A new survey sheds light on a worsening trend of financial dishonesty between couples
When two adults in a committed relationship combine finances, it’s an act of trust: both of them are committed to making financial decisions and being open about their monetary situations as partners. But a new survey suggests that couples aren’t being as transparent as they should.
“The latest from our biennial survey finds that of the 62% of adults who combine finances with a partner or spouse, two in five of them commit financial deceptions,” said Ted Beck, president and CEO of the National Endowment for Financial Education, in a column for the Wall Street Journal.
Beck pointed out the potentially high stakes of financial infidelity — unpaid bills for low-income households, hidden personal accounts, irreparable challenges to relationships, and so on. While another survey by his organization found that 86% of couples discuss money before getting married, the phenomenon persists.
“Ultimately, financial infidelity occurs– and keeps occurring–because people are embarrassed or fearful of negative judgment,” he said. In the National Endowment for Financial Education’s latest survey, 44% of respondents said they keep financial secrets because they knew their partner would not approve of how they spent money. Spender-saver couples, for example, might include one partner who spends money outside of an agreed-upon budget, while the other might deceptively hide money from their partner.
“I am most surprised that one in three (36%) say that although they are sharing finances in a committed relationship … they still believe some aspects of their finances should be private,” Beck said. “You’ll talk to your spouse about your weight and even their family. Why not money?”

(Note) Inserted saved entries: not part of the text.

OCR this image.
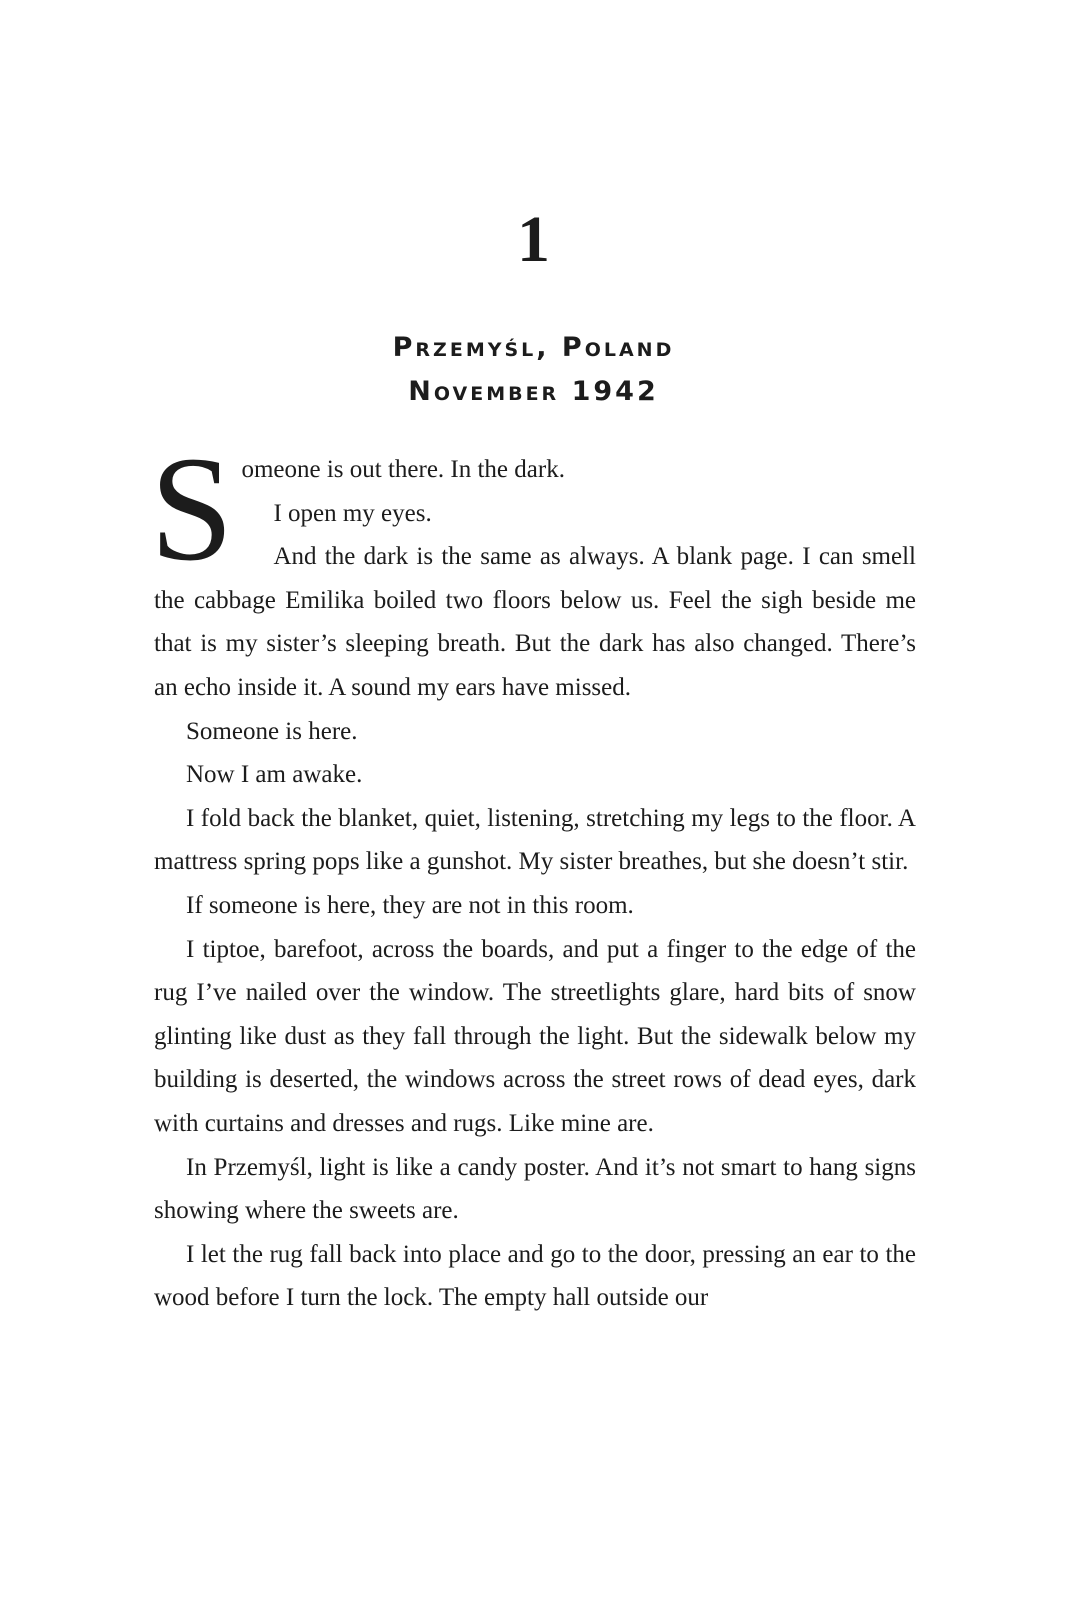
1
Przemyśl, Poland
November 1942
S omeone is out there. In the dark.

I open my eyes.

And the dark is the same as always. A blank page. I can smell the cabbage Emilika boiled two floors below us. Feel the sigh beside me that is my sister’s sleeping breath. But the dark has also changed. There’s an echo inside it. A sound my ears have missed.

Someone is here.

Now I am awake.

I fold back the blanket, quiet, listening, stretching my legs to the floor. A mattress spring pops like a gunshot. My sister breathes, but she doesn’t stir.

If someone is here, they are not in this room.

I tiptoe, barefoot, across the boards, and put a finger to the edge of the rug I’ve nailed over the window. The streetlights glare, hard bits of snow glinting like dust as they fall through the light. But the sidewalk below my building is deserted, the windows across the street rows of dead eyes, dark with curtains and dresses and rugs. Like mine are.

In Przemyśl, light is like a candy poster. And it’s not smart to hang signs showing where the sweets are.

I let the rug fall back into place and go to the door, pressing an ear to the wood before I turn the lock. The empty hall outside our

To combat financial infidelity, he argued, there should be regular conversations where each person understands the household finances and assumes an equitable level of input. While some degree of specialization may make sense for a time, leaving only one person to handle all the finances opens the door to risks. Partners should also identify their money priorities as well as their partner’s, from which they can start candid conversations.
A useful compromise, he suggested, is to consider a joint checking account for household bills, and separate accounts for personal spending.
“With such a separate account, it’s crucial that each partner not judge the other partner – and that they keep all negative thoughts about how the other partner spends to themselves,” he said.